The 720 megawatt (MW) solar farm and up to 400MWh battery project was granted approval by the NSW Independent Planning Commission (IPC) after more than two years of detailed planning, assessment and community engagement.
It follows the recommendation for approval by the NSW Department of Planning, Industry, and Environment in late December 2019.
The project will be developed and operated by renewable energy developer UPC\AC Renewables Australia. UPC\AC Renewables Australia has been operating in Australia since 2016 with a number of wind, solar, battery and pumped hydro projects in development in NSW, Victoria, South Australia and Tasmania.

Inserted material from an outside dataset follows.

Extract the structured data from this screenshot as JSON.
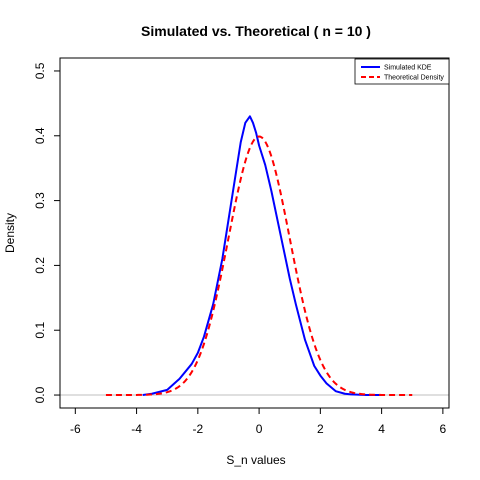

The solar farm will generate enough clean, renewable energy to power 250,000 homes, create up to 700 full time jobs during construction, provide work for local businesses and suppliers and diversify income for rural landowners.
It is being proposed across two solar fields on 2,000 hectares of mostly cleared grazing land, about six kilometres east of Uralla, in the New England region of NSW.
The region has been identified as a suitable area for renewable energy development by the NSW Government, the Australian Energy Market Operator and electricity transmission company TransGrid.
UPC/AC Renewables Australia Head of Solar Development Killian Wentrup said construction on the project would likely begin towards the middle of the year.
“There has been very close involvement from the local community with the development of the project for the past two years,” Mr Wentrup said.
“We want to thank the Uralla community for the ongoing feedback and support received for the project during its development phase.
“We are now very focused on setting up our Community Reference Group to help us establish our community benefit sharing initiative in time for the commencement of the project construction phase.
“We’re also hoping to finalise our grid connection, project finance and contracting arrangements over the coming months so that we can begin construction by the middle of the year.”
The NSW IPC concluded that the solar farm was in the public interest. It found that the agricultural capability of the land would not be impacted by the development and that it would not have significant visual impact.
The 720 MW project will be built in two stages and take around three years to complete in full. “We look forward to continue working closely with the local community and regional stakeholders during the construction and operation of the solar farm for many years to come,” Mr Wentrup said.